The commissions followed fast: the colossal Standing Lincoln in Lincoln Park, Chicago in a setting by architect White, 1884 - 87, considered the finest portrait statue in the United States; Logan Monument, the greatest of which is the bronze bas-relief that forms the Robert Gould Shaw Memorial on Boston Common, 1884 - 1897, Saint-Gaudens labored on it for fourteen years, and even after the public version had been unveiled, he continued with further versions.

University of Phoenix

Teacher and advisor

His prominence brought him students, and he was an able and sensitive teacher.
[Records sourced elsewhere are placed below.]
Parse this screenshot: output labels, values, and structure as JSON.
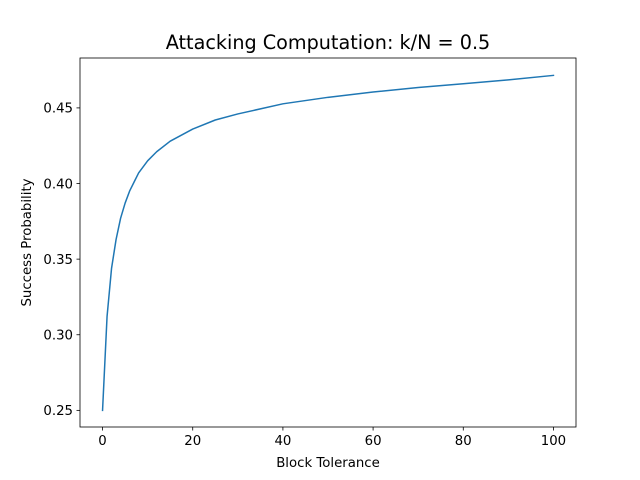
{
  "chart_data": {
    "type": "line",
    "title": "Attacking Computation: k/N = 0.5",
    "xlabel": "Block Tolerance",
    "ylabel": "Success Probability",
    "xlim": [
      -5,
      105
    ],
    "ylim": [
      0.239,
      0.483
    ],
    "xticks": [
      0,
      20,
      40,
      60,
      80,
      100
    ],
    "yticks": [
      0.25,
      0.3,
      0.35,
      0.4,
      0.45
    ],
    "xtick_labels": [
      "0",
      "20",
      "40",
      "60",
      "80",
      "100"
    ],
    "ytick_labels": [
      "0.25",
      "0.30",
      "0.35",
      "0.40",
      "0.45"
    ],
    "grid": false,
    "legend": "none",
    "series": [
      {
        "color": "#1f77b4",
        "x": [
          0,
          1,
          2,
          3,
          4,
          5,
          6,
          7,
          8,
          10,
          12,
          15,
          20,
          25,
          30,
          40,
          50,
          60,
          70,
          80,
          90,
          100
        ],
        "y": [
          0.25,
          0.312,
          0.344,
          0.363,
          0.377,
          0.387,
          0.395,
          0.401,
          0.407,
          0.415,
          0.421,
          0.428,
          0.436,
          0.442,
          0.446,
          0.4527,
          0.457,
          0.4605,
          0.4635,
          0.466,
          0.4685,
          0.4715
        ]
      }
    ]
  }
}
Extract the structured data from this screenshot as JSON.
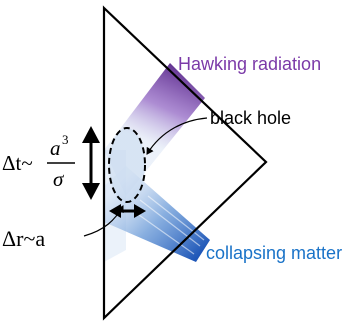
{
  "labels": {
    "hawking": "Hawking radiation",
    "black_hole": "black hole",
    "collapsing": "collapsing matter",
    "delta_t_lhs": "Δt~",
    "delta_t_num_base": "a",
    "delta_t_num_exp": "3",
    "delta_t_den": "σ",
    "delta_r": "Δr~a"
  },
  "colors": {
    "hawking": "#7b3aa8",
    "collapsing": "#1a73c8",
    "outline": "#000000"
  }
}
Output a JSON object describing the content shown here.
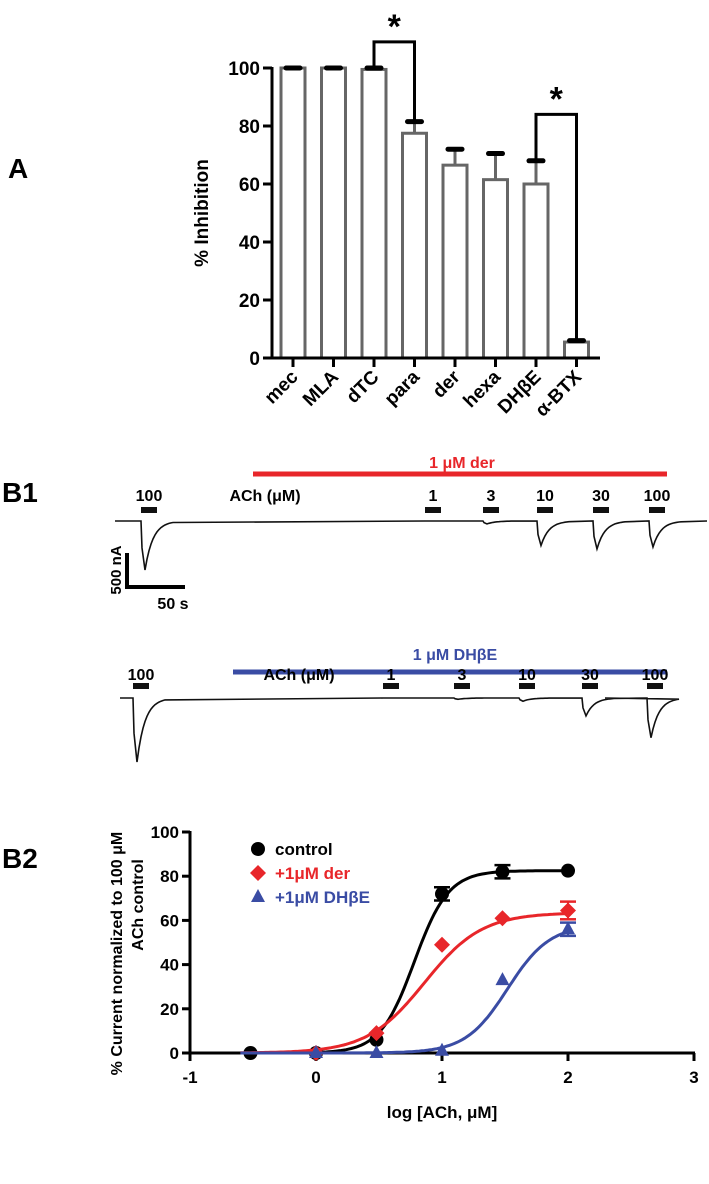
{
  "panel_labels": {
    "a": "A",
    "b1": "B1",
    "b2": "B2"
  },
  "chart_data": [
    {
      "type": "bar",
      "panel": "A",
      "ylabel": "% Inhibition",
      "ylim": [
        0,
        100
      ],
      "yticks": [
        0,
        20,
        40,
        60,
        80,
        100
      ],
      "categories": [
        "mec",
        "MLA",
        "dTC",
        "para",
        "der",
        "hexa",
        "DHβE",
        "α-BTX"
      ],
      "values": [
        100,
        100,
        99.5,
        77.5,
        66.5,
        61.5,
        60,
        5.5
      ],
      "errors": [
        0,
        0,
        0.5,
        4,
        5.5,
        9,
        8,
        0.5
      ],
      "significance": [
        {
          "from": "dTC",
          "to": "para",
          "label": "*",
          "level": 109
        },
        {
          "from": "DHβE",
          "to": "α-BTX",
          "label": "*",
          "level": 84
        }
      ],
      "colors": {
        "bar": "#666666",
        "axis": "#000000"
      }
    },
    {
      "type": "line",
      "panel": "B1",
      "traces": [
        {
          "drug_label": "1 μM der",
          "drug_color": "#e8262a",
          "ach_label": "ACh (μM)",
          "control_label": "100",
          "pulses": [
            "1",
            "3",
            "10",
            "30",
            "100"
          ],
          "relative_response": [
            0,
            0.06,
            0.5,
            0.57,
            0.53
          ]
        },
        {
          "drug_label": "1 μM DHβE",
          "drug_color": "#3a4ca4",
          "ach_label": "ACh (μM)",
          "control_label": "100",
          "pulses": [
            "1",
            "3",
            "10",
            "30",
            "100"
          ],
          "relative_response": [
            0,
            0.02,
            0.05,
            0.28,
            0.62
          ]
        }
      ],
      "scale_bar": {
        "current": "500 nA",
        "time": "50 s"
      }
    },
    {
      "type": "line",
      "panel": "B2",
      "xlabel": "log [ACh, μM]",
      "ylabel": [
        "% Current normalized to 100 μM",
        "ACh control"
      ],
      "xlim": [
        -1,
        3
      ],
      "ylim": [
        0,
        100
      ],
      "xticks": [
        -1,
        0,
        1,
        2,
        3
      ],
      "yticks": [
        0,
        20,
        40,
        60,
        80,
        100
      ],
      "legend_position": "top-left",
      "series": [
        {
          "name": "control",
          "marker": "circle",
          "color": "#000000",
          "x": [
            -0.52,
            0,
            0.48,
            1,
            1.48,
            2
          ],
          "y": [
            0,
            0,
            6,
            72,
            82,
            82.5
          ],
          "err": [
            0,
            0,
            0,
            3,
            3,
            0
          ],
          "fit": {
            "top": 82.5,
            "logEC50": 0.78,
            "hill": 3.2
          }
        },
        {
          "name": "+1μM der",
          "marker": "diamond",
          "color": "#e8262a",
          "x": [
            0,
            0.48,
            1,
            1.48,
            2
          ],
          "y": [
            0,
            9,
            49,
            61,
            64.5
          ],
          "err": [
            0,
            0,
            0,
            0,
            4
          ],
          "fit": {
            "top": 63.5,
            "logEC50": 0.86,
            "hill": 1.9
          }
        },
        {
          "name": "+1μM DHβE",
          "marker": "triangle",
          "color": "#3a4ca4",
          "x": [
            0,
            0.48,
            1,
            1.48,
            2
          ],
          "y": [
            0,
            0,
            1,
            33,
            56
          ],
          "err": [
            0,
            0,
            0,
            0,
            3
          ],
          "fit": {
            "top": 58,
            "logEC50": 1.52,
            "hill": 2.6
          }
        }
      ]
    }
  ]
}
Through his career Augustus Saint-Gaudens' made a specialty of intimate private portrait panels in sensitive, very low relief, which owed something to the Florentine Renaissance.

Coinage

He referred to his early relief portraits as "medallions" and took a great interest in the art of the coin: his twenty-dollar gold piece, the "double eagle" coin he designed for the US Mint, 1905-7, though it was adapted for minting, is still considered the most beautiful American coin ever issued.

Chosen by Theodore Roosevelt to redesign the coinage of the nation at the beginning of the 20th century, Saint-Gaudens produced a beautiful high-relief $20 gold piece that was adapted into a flattened-down version by the United States Mint.

Two major versions of his coins are known as the "Saint Gaudens High Relief Roman Numerals 1907" and the "Saint Gaudens Arabic Numerals 1907-1933."

The Saint-Gaudens obverse design was reused in the American Eagle gold bullion coins that were instituted in 1986.

Later life, founder of the Cornish Colony

Diagnosed with cancer in 1900, he decided to live at his Federal house with barn-studio set in the handsome gardens he had made, where he and his family had been spending summers since 1885, in Cornish, New Hampshire— though not in retirement;

At Cornish, New Hampshire, Saint-Gaudens and his brother Louis attracted a summer colony of artists. Many other well known artists followed Saint-Gaudens to Cornish, forming what became known as the "Cornish Colony." Included were painters Maxfield Parrish, Thomas Dewing, George Deforest Brush and Kenyon Cox, dramatist Percy MacKaye, the American novelist Winston Churchill, architect, Charles A.

His life-size sculpture representing the Boston Massacre was unfinished at his death, but as of 1995 is undergoing restoration at the National Historic Site.